For a combined plot, we can use the wrap_plots()
function from the patchwork package to combine these figures.
wrap_plots(p)
#> Zoom: 9
#> Zoom: 6
Using the COSEWIC’s IAO grid
By default, cosewic_ranges() constructs an IAO grid for
each analysis. This means that there might be small discrepancies in IAO
values calculated by naturecounts and those calculated with a different
grid. Even if the grids are the same size and with the same projection,
exactly where the bounds of the grid are may not be the same.
If this is of concern, you can supply your own IAO grid for these calculations, to ensure that there are no discrepancies.

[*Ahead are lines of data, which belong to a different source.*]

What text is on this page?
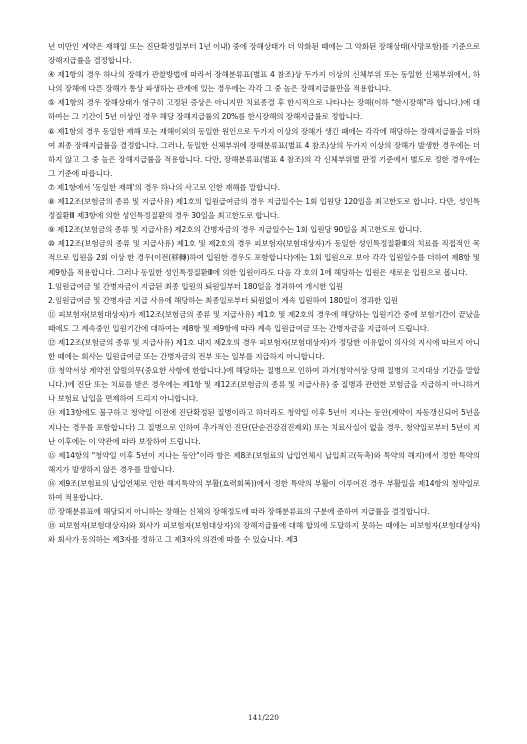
년 미만인 계약은 재해일 또는 진단확정일부터 1년 이내) 중에 장해상태가 더 악화된 때에는 그 악화된 장해상태(사망포함)를 기준으로 장해지급률을 결정합니다.

④ 제1항의 경우 하나의 장해가 관찰방법에 따라서 장해분류표(별표 4 참조)상 두가지 이상의 신체부위 또는 동일한 신체부위에서, 하나의 장해에 다른 장해가 통상 파생하는 관계에 있는 경우에는 각각 그 중 높은 장해지급률만을 적용합니다.

⑤ 제1항의 경우 장해상태가 영구히 고정된 증상은 아니지만 치료종결 후 한시적으로 나타나는 장해(이하 "한시장해"라 합니다.)에 대하여는 그 기간이 5년 이상인 경우 해당 장해지급률의 20%를 한시장해의 장해지급률로 정합니다.

⑥ 제1항의 경우 동일한 재해 또는 재해이외의 동일한 원인으로 두가지 이상의 장해가 생긴 때에는 각각에 해당하는 장해지급률을 더하여 최종 장해지급률을 결정합니다. 그러나, 동일한 신체부위에 장해분류표(별표 4 참조)상의 두가지 이상의 장해가 발생한 경우에는 더하지 않고 그 중 높은 장해지급률을 적용합니다. 다만, 장해분류표(별표 4 참조)의 각 신체부위별 판정 기준에서 별도로 정한 경우에는 그 기준에 따릅니다.

⑦ 제1항에서 '동일한 재해'의 경우 하나의 사고로 인한 재해를 말합니다.

⑧ 제12조(보험금의 종류 및 지급사유) 제1호의 입원급여금의 경우 지급일수는 1회 입원당 120일을 최고한도로 합니다. 다만, 성인특정질환Ⅲ 제3항에 의한 성인특정질환의 경우 30일을 최고한도로 합니다.

⑨ 제12조(보험금의 종류 및 지급사유) 제2호의 간병자금의 경우 지급일수는 1회 입원당 90일을 최고한도로 합니다.

⑩ 제12조(보험금의 종류 및 지급사유) 제1호 및 제2호의 경우 피보험자(보험대상자)가 동일한 성인특정질환Ⅲ의 치료를 직접적인 목적으로 입원을 2회 이상 한 경우(이전(移轉)하여 입원한 경우도 포함합니다)에는 1회 입원으로 보아 각각 입원일수를 더하여 제8항 및 제9항을 적용합니다. 그러나 동일한 성인특정질환Ⅲ에 의한 입원이라도 다음 각 호의 1에 해당하는 입원은 새로운 입원으로 봅니다.

1.임원급여금 및 간병자금이 지급된 최종 입원의 퇴원일부터 180일을 경과하여 개시한 입원

2.임원급여금 및 간병자금 지급 사유에 해당하는 최종일로부터 퇴원없이 계속 입원하여 180일이 경과한 입원

⑪ 피보험자(보험대상자)가 제12조(보험금의 종류 및 지급사유) 제1호 및 제2호의 경우에 해당하는 입원기간 중에 보험기간이 끝났을 때에도 그 계속중인 입원기간에 대하여는 제8항 및 제9항에 따라 계속 입원급여금 또는 간병자금을 지급하여 드립니다.

⑫ 제12조(보험금의 종류 및 지급사유) 제1호 내지 제2호의 경우 피보험자(보험대상자)가 정당한 이유없이 의사의 지시에 따르지 아니한 때에는 회사는 입원급여금 또는 간병자금의 전부 또는 일부를 지급하지 아니합니다.

⑬ 청약서상 계약전 알릴의무(중요한 사항에 한합니다.)에 해당하는 질병으로 인하여 과거(청약서상 당해 질병의 고지대상 기간을 말합니다.)에 진단 또는 치료를 받은 경우에는 제1항 및 제12조(보험금의 종류 및 지급사유) 중 질병과 관련한 보험금을 지급하지 아니하거나 보험료 납입을 면제하여 드리지 아니합니다.

⑭ 제13항에도 불구하고 청약일 이전에 진단확정된 질병이라고 하더라도 청약일 이후 5년이 지나는 동안(계약이 자동갱신되어 5년을 지나는 경우를 포함합니다) 그 질병으로 인하여 추가적인 진단(단순건강검진제외) 또는 치료사실이 없을 경우, 청약일로부터 5년이 지난 이후에는 이 약관에 따라 보장하여 드립니다.

⑮ 제14항의 "청약일 이후 5년이 지나는 동안"이라 함은 제8조(보험료의 납입연체시 납입최고(독촉)와 특약의 해지)에서 정한 특약의 해지가 발생하지 않은 경우를 말합니다.

⑯ 제9조(보험료의 납입연체로 인한 해지특약의 부활(효력회복))에서 정한 특약의 부활이 이루어진 경우 부활일을 제14항의 청약일로 하여 적용합니다.

⑰ 장해분류표에 해당되지 아니하는 장해는 신체의 장해정도에 따라 장해분류표의 구분에 준하여 지급률을 결정합니다.

⑱ 피보험자(보험대상자)와 회사가 피보험자(보험대상자)의 장해지급률에 대해 합의에 도달하지 못하는 때에는 피보험자(보험대상자)와 회사가 동의하는 제3자를 정하고 그 제3자의 의견에 따를 수 있습니다. 제3

141/220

First, use the sf package to read in your IAO grid. Here we’ll use a mini example IAO grid stored in the package
path <- system.file("extdata", "iao_bcch_grid.gpkg", package = "naturecounts")
path
#> [1] "/home/runner/work/_temp/Library/naturecounts/extdata/iao_bcch_grid.gpkg"
grid <- sf::st_read(path)
#> Reading layer `iao_bcch_grid' from data source
#> `/home/runner/work/_temp/Library/naturecounts/extdata/iao_bcch_grid.gpkg'
#> using driver `GPKG'
#> Simple feature collection with 3575 features and 1 field
#> Geometry type: POLYGON
#> Dimension: XY
#> Bounding box: xmin: 1406468 ymin: 786875.6 xmax: 1535250 ymax: 894738.5
#> Projected CRS: Canada_Albers_Equal_Area_ConicThis is what our example grid looks like
Next we’ll pass this as an argument to our
cosewic_ranges() function.
r <- cosewic_ranges(bcch, iao_grid = grid)
#> User-provided grid has cell size of 2 [km]And take a look at the figure of these calculations.
cosewic_plot(r)
#> Zoom: 9
For comparison, note how the calculations are very slightly different
when using cosewic_ranges()’s default grid.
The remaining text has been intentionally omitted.